- Active: November 1948 - June 1955
- Country: People's Republic of China
- Branch: People's Liberation Army
- Type: Division
- Role: Security
- Engagements: Chinese Civil War

= 11th Public Security Division =

The 151st Division () was created in November 1948 under the Regulation of the Redesignations of All Organizations and Units of the Army, issued by Central Military Commission on November 1, 1948, basing on the 10th Independent Division of Northeastern Field Army, formed in January 1948.

The division was a part of 38th Corps, under which command it took part in many major battles during the Chinese Civil War.
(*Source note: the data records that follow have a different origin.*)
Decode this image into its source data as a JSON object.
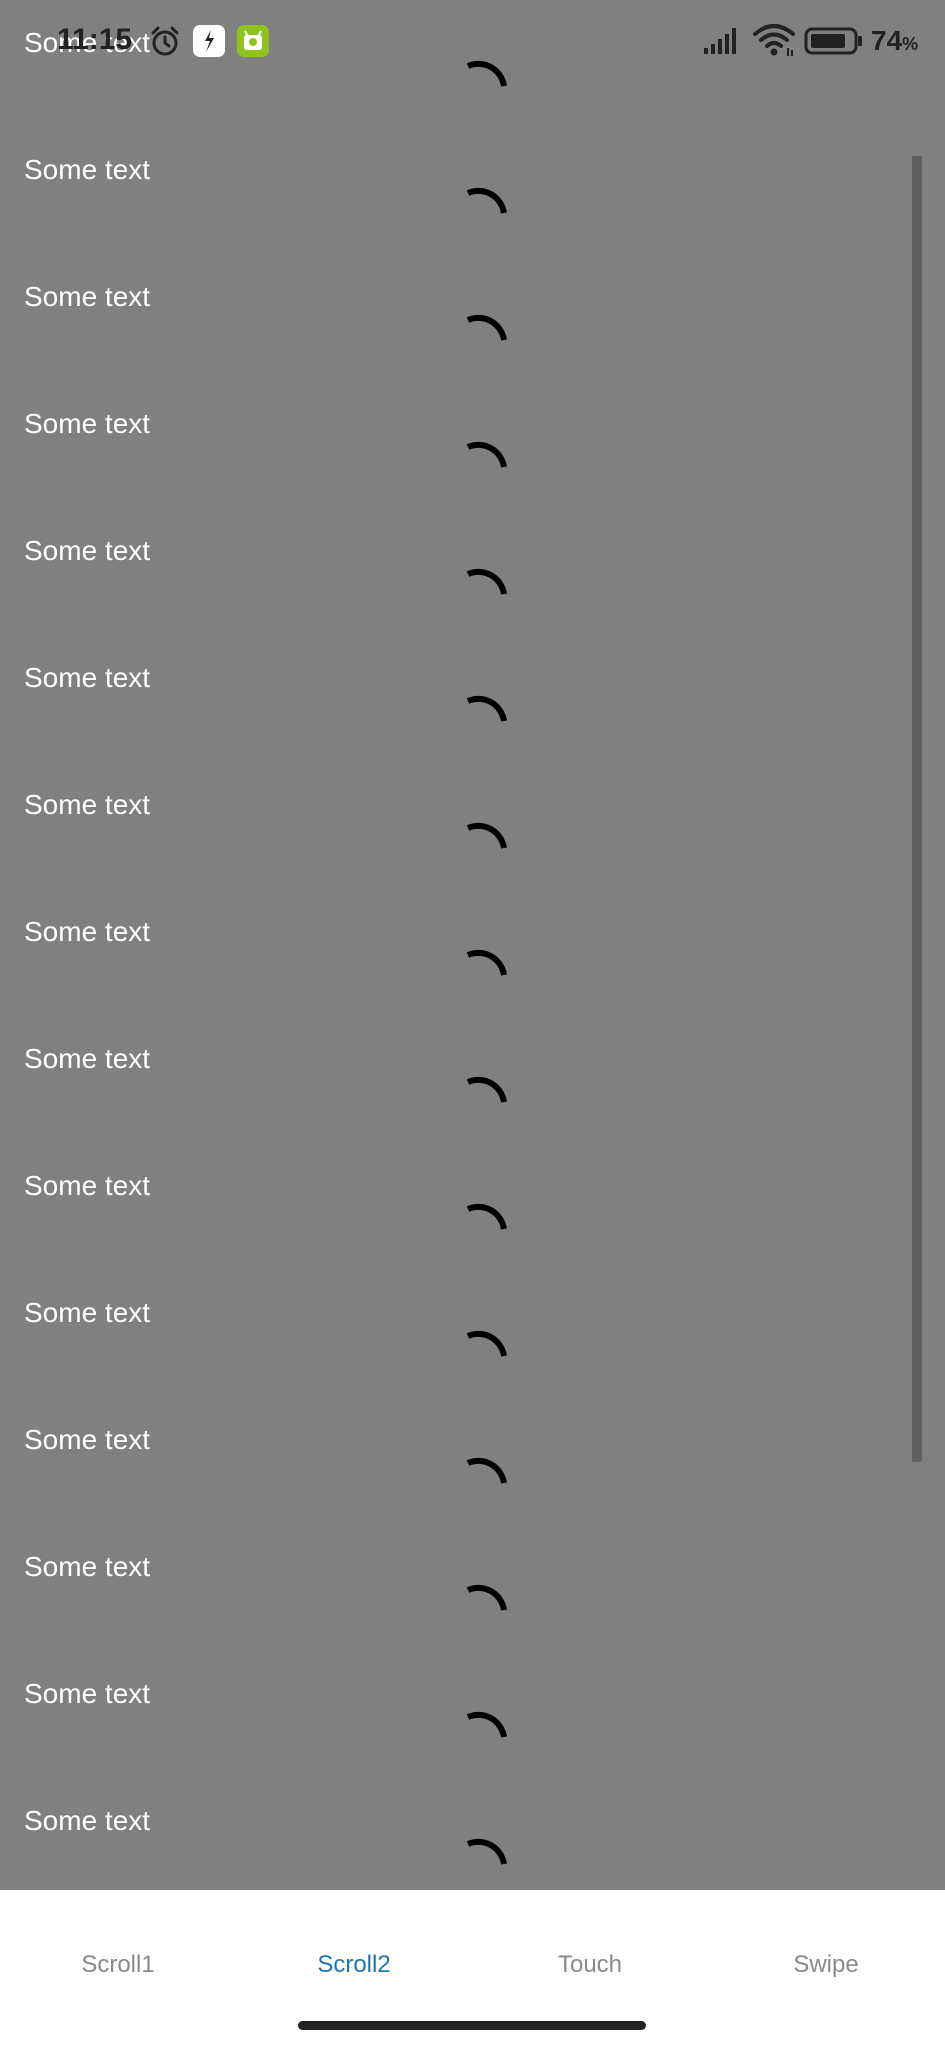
{
  "status_bar": {
    "time": "11:15",
    "battery_percent": "74",
    "battery_unit": "%",
    "icons": [
      "alarm-icon",
      "app-notification-icon",
      "android-camera-icon",
      "signal-icon",
      "wifi-icon",
      "battery-icon"
    ]
  },
  "list": {
    "items": [
      "Some text",
      "Some text",
      "Some text",
      "Some text",
      "Some text",
      "Some text",
      "Some text",
      "Some text",
      "Some text",
      "Some text",
      "Some text",
      "Some text",
      "Some text",
      "Some text",
      "Some text"
    ],
    "spinner_icon": "loading-spinner-icon"
  },
  "bottom_nav": {
    "tabs": [
      {
        "label": "Scroll1",
        "active": false
      },
      {
        "label": "Scroll2",
        "active": true
      },
      {
        "label": "Touch",
        "active": false
      },
      {
        "label": "Swipe",
        "active": false
      }
    ],
    "active_color": "#1f74b0",
    "inactive_color": "#8a8a8a"
  },
  "colors": {
    "background": "#808080",
    "text": "#ffffff",
    "spinner": "#000000"
  }
}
In March 1953 it stationed at Longzhou, Guangxi.

In February 1951 the division was attached to the newly formed 48th Corps and renamed as 142nd Division (), and all its regiments were renamed as follows:
- 424th Infantry Regiment (former 451st);
- 425th Infantry Regiment (former 452nd);
- 426th Infantry Regiment (former 453rd).

On April 1, 1952, the division was re-organized and renamed as 11th Public Security Division()(2nd Formation), and all its regiments were renamed as follows:
- 31st Public Security Regiment (former 424th);
- 32nd Public Security Regiment (former 425th);
- 33rd Public Security Regiment (former 426th).

In December 32nd Regiment was detached from the division and entered Korea as a part of People's Volunteer Army.

In January 1953 the division moved to eastern Guangdong for coastal defense mission.

In June 1955 the division was disbanded. The divisional HQ was transferred to the People's Liberation Army Navy and became the division HQ, 5th Naval Aviation Division. 31st Regiment became Garrison Regiment of Nan'ao (now as 1st Coastal Defense Regiment of Guangzhou Military Region), and 33rd Regiment was transferred to 9th Public Security Border Defense Division.